Citrus mealybugs live on all aerial parts of the host plant. They reduce its vigour by extracting plant sap, and they produce copious amounts of honeydew, which covers surfaces beneath the feeding sites and enables the growth of sooty mould. Extensive sucking on fruits may damage them directly, e.g. by causing them to tear. In the case of heavy infestation, white, fluffy masses consisting of wax secretions are found sticking to all plant parts. In severe cases, the sap loss seriously affects the health of the plant: leaves become chlorotic and distorted, or even wilt and fall off, and fruits are dropped. Occasionally, growth will be stunted or parts of the plant will die off. The damage is normally most pronounced during the dry season.


Each female of Planococcus citri lays up to 600 eggs into an egg sac, which it deposits anywhere on the plant and then protects with fluffy white tufts of wax filaments. After 1-3 weeks, the first instar larvae hatch. These „crawlers“ are very active and quickly disperse over the plant in search of a suitable feeding site. After passing through two more instars, the female larva will molt towards an adult; the male, however, will form a pupa, from which it emerges a few days later. Unlike scale insects, the mealybug females stay mobile and can therefore spread themselves. The winged males are rarely seen, as they are very short-lived: they fly mainly during the early morning and are attracted to the females by a sex pheromone.
Depending on the climatic conditions, there can be many generations per year, and all development stages are usually found side-by-side at any time. Like other mealybugs, P. citri is frequently attended to, and transported by ants.
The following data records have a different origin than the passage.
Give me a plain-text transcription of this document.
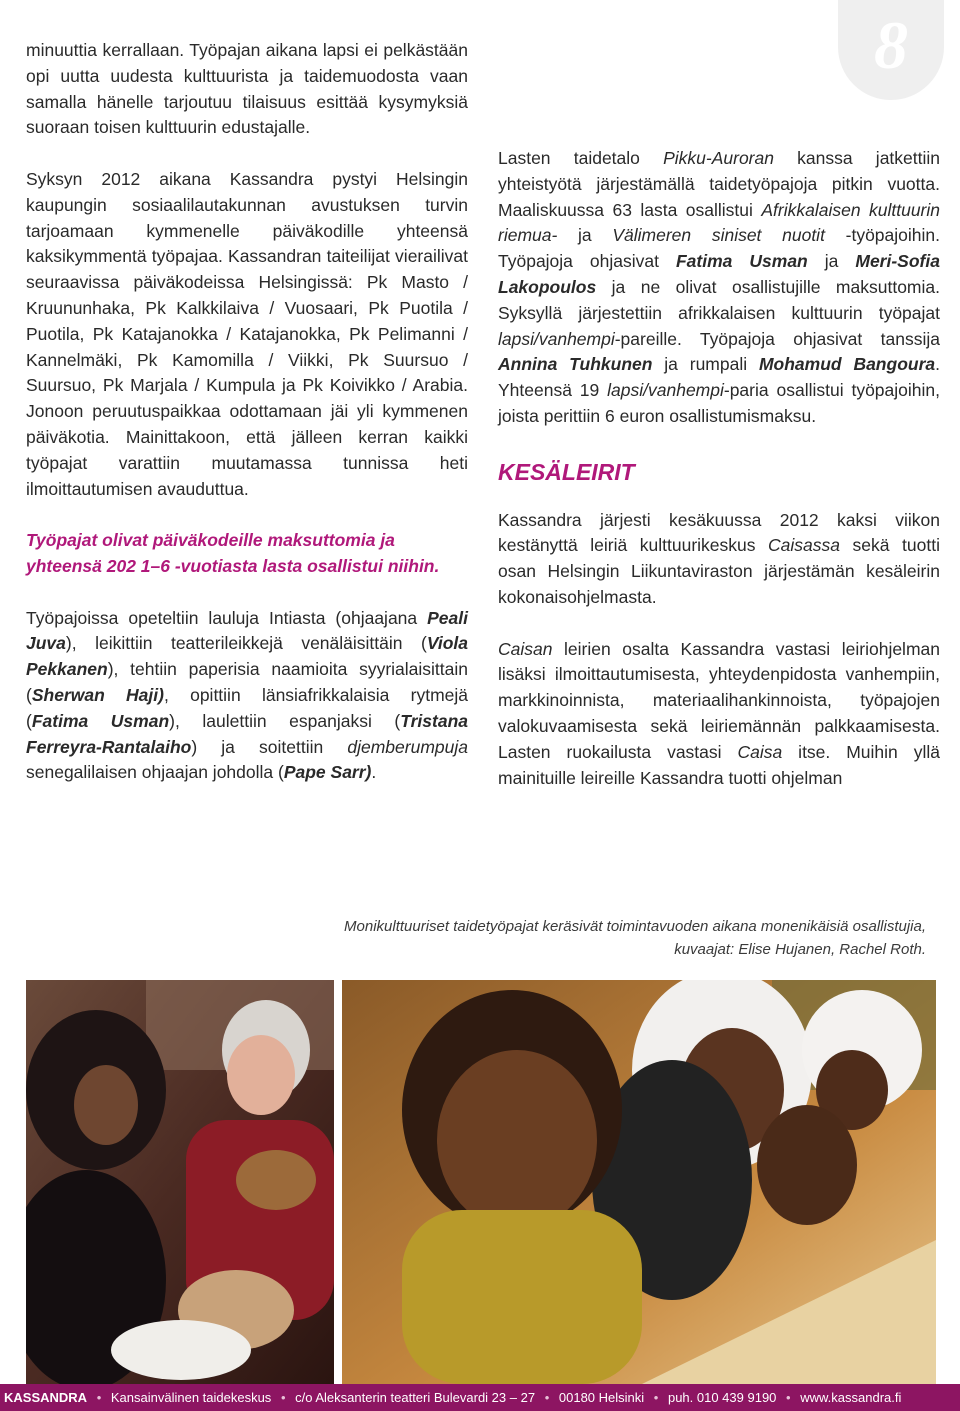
8

minuuttia kerrallaan. Työpajan aikana lapsi ei pelkästään opi uutta uudesta kulttuurista ja taidemuodosta vaan samalla hänelle tarjoutuu tilaisuus esittää kysymyksiä suoraan toisen kulttuurin edustajalle.

Syksyn 2012 aikana Kassandra pystyi Helsingin kaupungin sosiaalilautakunnan avustuksen turvin tarjoamaan kymmenelle päiväkodille yhteensä kaksikymmentä työpajaa. Kassandran taiteilijat vierailivat seuraavissa päiväkodeissa Helsingissä: Pk Masto / Kruununhaka, Pk Kalkkilaiva / Vuosaari, Pk Puotila / Puotila, Pk Katajanokka / Katajanokka, Pk Pelimanni / Kannelmäki, Pk Kamomilla / Viikki, Pk Suursuo / Suursuo, Pk Marjala / Kumpula ja Pk Koivikko / Arabia. Jonoon peruutuspaikkaa odottamaan jäi yli kymmenen päiväkotia. Mainittakoon, että jälleen kerran kaikki työpajat varattiin muutamassa tunnissa heti ilmoittautumisen avauduttua.

Työpajat olivat päiväkodeille maksuttomia ja yhteensä 202 1–6 -vuotiasta lasta osallistui niihin.

Työpajoissa opeteltiin lauluja Intiasta (ohjaajana Peali Juva), leikittiin teatterileikkejä venäläisittäin (Viola Pekkanen), tehtiin paperisia naamioita syyrialaisittain (Sherwan Haji), opittiin länsiafrikkalaisia rytmejä (Fatima Usman), laulettiin espanjaksi (Tristana Ferreyra-Rantalaiho) ja soitettiin djemberumpuja senegalilaisen ohjaajan johdolla (Pape Sarr).

Lasten taidetalo Pikku-Auroran kanssa jatkettiin yhteistyötä järjestämällä taidetyöpajoja pitkin vuotta. Maaliskuussa 63 lasta osallistui Afrikkalaisen kulttuurin riemua- ja Välimeren siniset nuotit -työpajoihin. Työpajoja ohjasivat Fatima Usman ja Meri-Sofia Lakopoulos ja ne olivat osallistujille maksuttomia. Syksyllä järjestettiin afrikkalaisen kulttuurin työpajat lapsi/vanhempi-pareille. Työpajoja ohjasivat tanssija Annina Tuhkunen ja rumpali Mohamud Bangoura. Yhteensä 19 lapsi/vanhempi-paria osallistui työpajoihin, joista perittiin 6 euron osallistumismaksu.

KESÄLEIRIT

Kassandra järjesti kesäkuussa 2012 kaksi viikon kestänyttä leiriä kulttuurikeskus Caisassa sekä tuotti osan Helsingin Liikuntaviraston järjestämän kesäleirin kokonaisohjelmasta.

Caisan leirien osalta Kassandra vastasi leiriohjelman lisäksi ilmoittautumisesta, yhteydenpidosta vanhempiin, markkinoinnista, materiaalihankinnoista, työpajojen valokuvaamisesta sekä leiriemännän palkkaamisesta. Lasten ruokailusta vastasi Caisa itse. Muihin yllä mainituille leireille Kassandra tuotti ohjelman

Monikulttuuriset taidetyöpajat keräsivät toimintavuoden aikana monenikäisiä osallistujia,
kuvaajat: Elise Hujanen, Rachel Roth.
KASSANDRA • Kansainvälinen taidekeskus • c/o Aleksanterin teatteri Bulevardi 23 – 27 • 00180 Helsinki • puh. 010 439 9190 • www.kassandra.fi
Additional Crop Information

Besides Citrus, a large number of important crops grown in warm climates, including (but not limited to) cocoa, banana, coffee, pineapple, pumpkin, fig, vine etc.

Agricultural Importance

P. citri is polyphageous and occurs on an enormous range of flowering plants besides Citrus spp. It is found worldwide, and frequently as a pest in greenhouses in temperate climates. While normally causing only moderate damage, mealybugs can sporadically become a dangerous pest when favorable conditions lead to rapid population increase.


Integrated Crop Management

Careful monitoring is essential.
Natural enemies play an important role in regulating P. citri populations, so pesticides should be chosen and applied in such a way as to spare beneficials.